Tuesday, 23 September 2008
Life on the Ocean Wave – Part 5
N and I got up and wandered over to the Heads together. Together. Yes, really, TOGETHER. There is not much in our busy home lives that we do Together. He does the caveman provider stuff, I do the cavewoman keep-the-home-fires burning stuff. He leaves early and comes home late. We have supper together and watch a bit of telly. We’re usually both too tired to talk much. He sometimes slopes off to his computer to go through another 300 emails before bed or read over accounts an inch thick (yawn) and I seem to spend forever getting stuff ready for the following day – school bags, PE bags, snacks, swimming bags, homework diaries to sign, notes to write, forms to fill in, cheques to write. The tireder I am, the longer it takes. You might ask why I don’t do this during the day when I’m less tired. I do. But there is always more to do and which has to be achieved before dawn breaks and we rush to catch the school bus.
Thus, it was quite a novelty, and really rather nice, in a gentle, unexciting sort of way, to be clutching our wash bags and each other’s hands as we meandered past the clinking yachts, life beginning to stir within, towards our ablutions. We greeted fellow boaties with smiley ‘good mornings’, all of us united by our current salty circumstances. Luckily I entered the Ladies washroom with someone who had been there before and checked I had a key on me – if you didn’t, she warned, the door would slam shut and you’d be resolutely trapped as there was no handle on the other side. Now, I’m normally quite resourceful in these circumstances and would have found a window to crawl out of somewhere, but, in fact, this would have proved impossible. All the windows were small and high and had strong metal bars on them and I would have been reduced to shouting pathetically or, in desperation, crawling down the loo into the sewers or something unthinkable. I was pleased fate had brought me to this place with this kind woman. Being stuck in a loo is always rather demeaning somehow. It feels like you’ve been caught with your pants down, quite literally.
On returning to the boat, we breakfasted and did our checks, and soon it was time to leave Ceuta – this little bit of Spain in Morocco - behind too. The snores on our sister boat mixed with the clink and fizz of soluble aspirin. I was not envious. And it was nice to be ahead of them, for once.
So, back across the Straits we sailed, this time heading for Sotogrande, boaty-golfy paradise for the rich and not so famous. The famous go to Puerto Banus, further up the coast near Marbella. As we drew nearer, we practised Man Overboard exercises. The weather had deteriorated by now into leaden skies, no horizon and persistent heavy drizzle. The water was slate grey. We might as well have been on the Solent. As a bucket was thrown over the rails to represent Man Overboard, I couldn’t help thinking of my little daughters and how completely horrific it would be if it was real and it was one of them. So small, so vulnerable, so terrified in the immense, remorseless ocean. It was a hard thought to put aside.

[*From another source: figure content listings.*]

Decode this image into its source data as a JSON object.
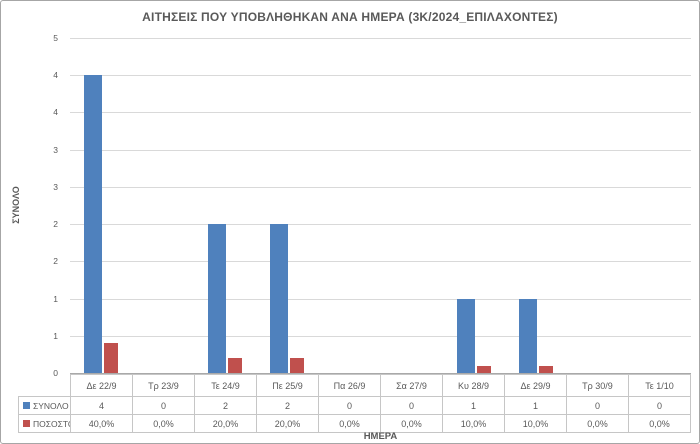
{
  "title": "ΑΙΤΗΣΕΙΣ ΠΟΥ ΥΠΟΒΛΗΘΗΚΑΝ ΑΝΑ ΗΜΕΡΑ (3Κ/2024_ΕΠΙΛΑΧΟΝΤΕΣ)",
  "x_axis": {
    "title": "ΗΜΕΡΑ"
  },
  "y_axis": {
    "title": "ΣΥΝΟΛΟ",
    "tick_labels_top_to_bottom": [
      "5",
      "4",
      "4",
      "3",
      "3",
      "2",
      "2",
      "1",
      "1",
      "0"
    ]
  },
  "chart_data": {
    "type": "bar",
    "title": "ΑΙΤΗΣΕΙΣ ΠΟΥ ΥΠΟΒΛΗΘΗΚΑΝ ΑΝΑ ΗΜΕΡΑ (3Κ/2024_ΕΠΙΛΑΧΟΝΤΕΣ)",
    "xlabel": "ΗΜΕΡΑ",
    "ylabel": "ΣΥΝΟΛΟ",
    "ylim": [
      0,
      4.5
    ],
    "y_major_unit": 0.5,
    "grid": true,
    "legend_position": "data-table-left",
    "categories": [
      "Δε 22/9",
      "Τρ 23/9",
      "Τε 24/9",
      "Πε 25/9",
      "Πα 26/9",
      "Σα 27/9",
      "Κυ 28/9",
      "Δε 29/9",
      "Τρ 30/9",
      "Τε 1/10"
    ],
    "series": [
      {
        "name": "ΣΥΝΟΛΟ",
        "color": "#4F81BD",
        "values": [
          4,
          0,
          2,
          2,
          0,
          0,
          1,
          1,
          0,
          0
        ],
        "display_labels": [
          "4",
          "0",
          "2",
          "2",
          "0",
          "0",
          "1",
          "1",
          "0",
          "0"
        ]
      },
      {
        "name": "ΠΟΣΟΣΤΟ",
        "color": "#C0504D",
        "percent_values": [
          40.0,
          0.0,
          20.0,
          20.0,
          0.0,
          0.0,
          10.0,
          10.0,
          0.0,
          0.0
        ],
        "values": [
          0.4,
          0,
          0.2,
          0.2,
          0,
          0,
          0.1,
          0.1,
          0,
          0
        ],
        "display_labels": [
          "40,0%",
          "0,0%",
          "20,0%",
          "20,0%",
          "0,0%",
          "0,0%",
          "10,0%",
          "10,0%",
          "0,0%",
          "0,0%"
        ]
      }
    ]
  },
  "colors": {
    "bar_blue": "#4F81BD",
    "bar_red": "#C0504D",
    "gridline": "#D9D9D9",
    "axis_line": "#A9A9A9",
    "table_border": "#C6C6C6",
    "text": "#595959",
    "chart_border": "#A6A6A6",
    "background": "#FFFFFF"
  }
}
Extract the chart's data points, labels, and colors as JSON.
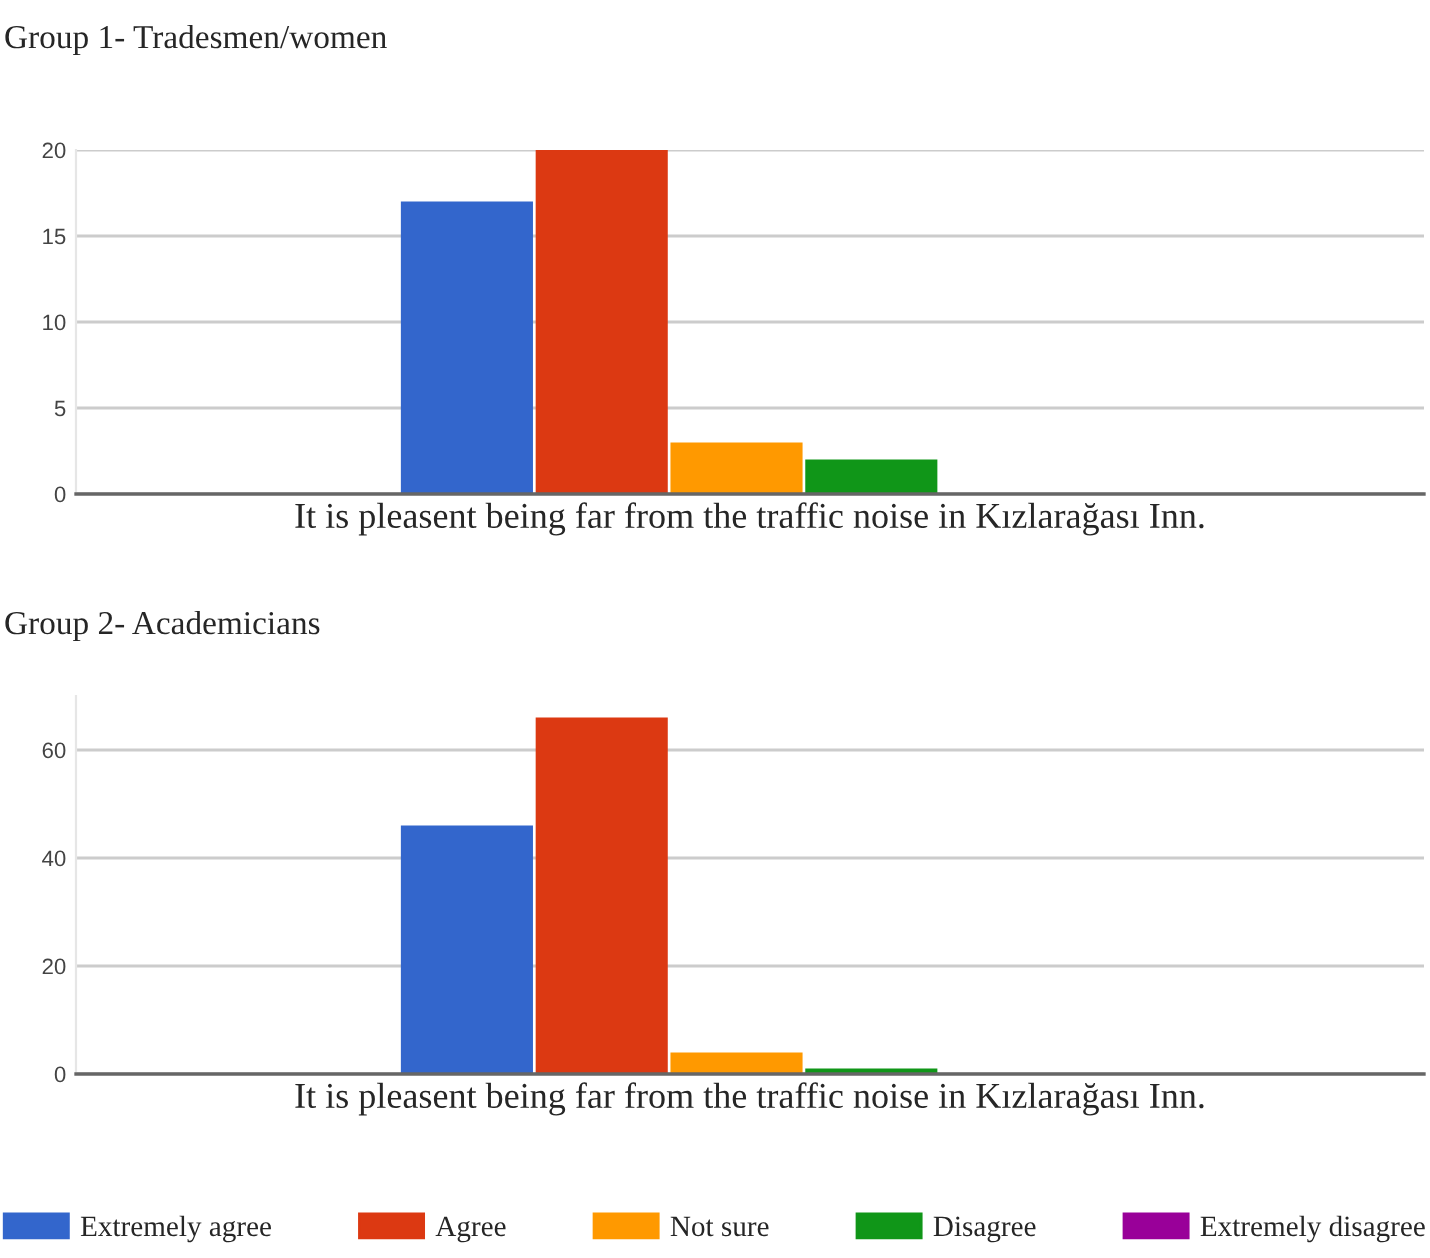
{
  "chart_data": [
    {
      "type": "bar",
      "title": "Group 1- Tradesmen/women",
      "categories": [
        "It is pleasent being far from the traffic noise in Kızlarağası Inn."
      ],
      "series": [
        {
          "color": "#3366cc",
          "values": [
            17
          ]
        },
        {
          "color": "#dc3912",
          "values": [
            20
          ]
        },
        {
          "color": "#ff9900",
          "values": [
            3
          ]
        },
        {
          "color": "#109618",
          "values": [
            2
          ]
        },
        {
          "color": "#990099",
          "values": [
            0
          ]
        }
      ],
      "ylim": [
        0,
        20
      ],
      "yticks": [
        0,
        5,
        10,
        15,
        20
      ],
      "grid": "y"
    },
    {
      "type": "bar",
      "title": "Group 2- Academicians",
      "categories": [
        "It is pleasent being far from the traffic noise in Kızlarağası Inn."
      ],
      "series": [
        {
          "name": "Extremely agree",
          "color": "#3366cc",
          "values": [
            46
          ]
        },
        {
          "name": "Agree",
          "color": "#dc3912",
          "values": [
            66
          ]
        },
        {
          "name": "Not sure",
          "color": "#ff9900",
          "values": [
            4
          ]
        },
        {
          "name": "Disagree",
          "color": "#109618",
          "values": [
            1
          ]
        },
        {
          "name": "Extremely disagree",
          "color": "#990099",
          "values": [
            0
          ]
        }
      ],
      "ylim": [
        0,
        70
      ],
      "yticks": [
        0,
        20,
        40,
        60
      ],
      "grid": "y",
      "legend": "bottom"
    }
  ]
}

I was last in Sotogrande nearly 15 years ago and thought it a funny old joint even then. I’m not good with conceptual places. I like things to be old and settled, having grown organically out of and into their environment rather than just plonked down randomly by developers. Places like that lack soul, and Sotogrande is no exception. The weather didn’t help, it’s true. Nevertheless, once berthed, knots secured, ropes tidied, electricity hitched up, we jumped enthusiastically off the boat and headed to the nearest bar. Keith joined us, then his wife and dog who’d come down from the hills where they live to say hello. We’d chatted a lot during this week and learnt that they’d left the horrors of two busy working lives in England (coincidentally, in fact, they lived quite close to us in the Peaks) a few years back, invested in some more boats and used all their prodigious sailing experience to join in business with Trafalgar Sailing. Part of the decision to do this was to spend more time together. The reality was that they still spent much time apart, but it was still a better life, and they were, at least, no longer in the blood-sucking grip of corporate employers. They were in control, not somebody else. Their ultimate aim, in a few more years’ time, is to buy a very large catamaran and sail it all over the world, taking on friends and family wherever and whenever anyone wants. It sounded like a lovely plan. It was a little more ambitious than our own attempts to escape the corporate grip, but then they have a tad more experience than five days in the Straits of Gibraltar. My mind went back to the image of those sun-kissed children on that beach in Rhodes, all those years ago, and I wondered if we were really any closer to realising that long-held dream. Soon we would be back in England again and corporate life would force our hands apart once more.